January 23—Morning Devotion
“That as sin hath reigned unto death, even so might grace reign through righteousness unto eternal life, by Jesus Christ our Lord.”—Romans 5:21
Pause, my soul, and put forth thy fullest thoughts in the contemplation of those two united sources of thy felicity, marked in this verse: the Father’s eternal purpose, in the reign of grace; and the everlasting efficacy and infinite value of thy Jesus’s righteousness, to eternal life. None but God himself can know the fulness and extent of either. I am persuaded, that angels of light can never entertain adequate conceptions of either. The eternal purpose of God hath bounded the reign of sin; it is but unto death. But those purposes give a further extent to the redemption from death and sin, by Jesus; for the glory of Christ’s person, and the worth of his salvation, possess in both a vast overplus, a redundancy of merit, which brings the redeemed into favour and acceptance in Jesus, and with such a title to everlasting felicity, as eternity itself can never exhaust- no, nor fully recompense nor pay. Oh for grace to contemplate the love of the Father, and of the Son, by this standard; and the love of God the Holy Ghost, through whose gracious influence we enjoy both. Lord, I would be lost, I would be swallowed up, day by day, in the unceasing meditation! Dearest, blessed, precious Jesus! give me to think of nothing else, to speak of nothing else; but by faith to possess in anticipation, the joys of thy redeemed, until I come, through thee, and in thee, to the everlasting enjoyment of them, in thy kingdom of glory.

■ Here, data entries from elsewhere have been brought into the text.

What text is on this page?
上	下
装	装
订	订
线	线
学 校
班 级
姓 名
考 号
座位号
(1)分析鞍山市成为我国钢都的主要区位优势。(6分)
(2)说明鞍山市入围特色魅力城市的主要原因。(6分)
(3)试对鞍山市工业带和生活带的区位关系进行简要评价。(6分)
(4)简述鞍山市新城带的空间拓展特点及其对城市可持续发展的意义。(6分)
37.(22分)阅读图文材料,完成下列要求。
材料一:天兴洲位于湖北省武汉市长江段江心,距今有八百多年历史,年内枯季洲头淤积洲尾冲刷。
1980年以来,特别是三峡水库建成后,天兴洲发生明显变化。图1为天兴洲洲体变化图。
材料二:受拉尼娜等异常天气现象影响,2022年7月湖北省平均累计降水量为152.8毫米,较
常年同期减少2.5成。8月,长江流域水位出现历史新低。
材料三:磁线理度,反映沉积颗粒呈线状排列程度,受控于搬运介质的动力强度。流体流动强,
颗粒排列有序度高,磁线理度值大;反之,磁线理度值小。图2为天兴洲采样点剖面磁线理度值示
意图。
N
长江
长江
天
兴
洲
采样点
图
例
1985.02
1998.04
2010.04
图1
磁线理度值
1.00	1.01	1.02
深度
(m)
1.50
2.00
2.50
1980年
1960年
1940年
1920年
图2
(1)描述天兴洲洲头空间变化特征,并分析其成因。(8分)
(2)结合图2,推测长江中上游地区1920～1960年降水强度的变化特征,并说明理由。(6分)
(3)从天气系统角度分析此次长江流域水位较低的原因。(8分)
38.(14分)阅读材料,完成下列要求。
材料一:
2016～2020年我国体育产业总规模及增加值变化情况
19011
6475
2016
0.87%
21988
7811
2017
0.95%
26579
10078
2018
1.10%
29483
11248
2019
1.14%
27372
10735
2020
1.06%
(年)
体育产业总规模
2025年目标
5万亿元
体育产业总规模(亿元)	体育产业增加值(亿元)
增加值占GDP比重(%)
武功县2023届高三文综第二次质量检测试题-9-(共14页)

Robert Hawker (1753-1827) was an Anglican (High-Calvinist) preacher who served as Vicar of Charles Church, Plymouth. John Hazelton wrote of him:
“The prominent features…in Robert Hawker's testimony…was the Person of Christ….Dr. Hawker delighted to speak of his Lord as "My most glorious Christ.” What anxious heart but finds at times in the perusal of the doctor's writings a measure of relief, a softening, and a mellowing? an almost imperceptible yet secret and constraining power in leading out of self and off from the misery and bondage of the flesh into a contemplation of the Person and preciousness of Christ as "the chiefest among ten thousand and the altogether lovely." Christ and Him crucified was emphatically the burden of his song and the keynote of his ministry. He preached his last sermon in Charles Church on March 18th, 1827, and on April 6th he died, after being six years curate and forty-three years vicar of the parish. On the last day of his life he repeated a part of Ephesians 1, from the 6th to the 12th verses, and as he proceeded he enlarged on the verses, but dwelt more fully on these words: "To the praise of His glory Who first trusted in Christ." He paused and asked, "Who first trusted in Christ?" And then made this answer: "It was God the Father Who first trusted in Christ."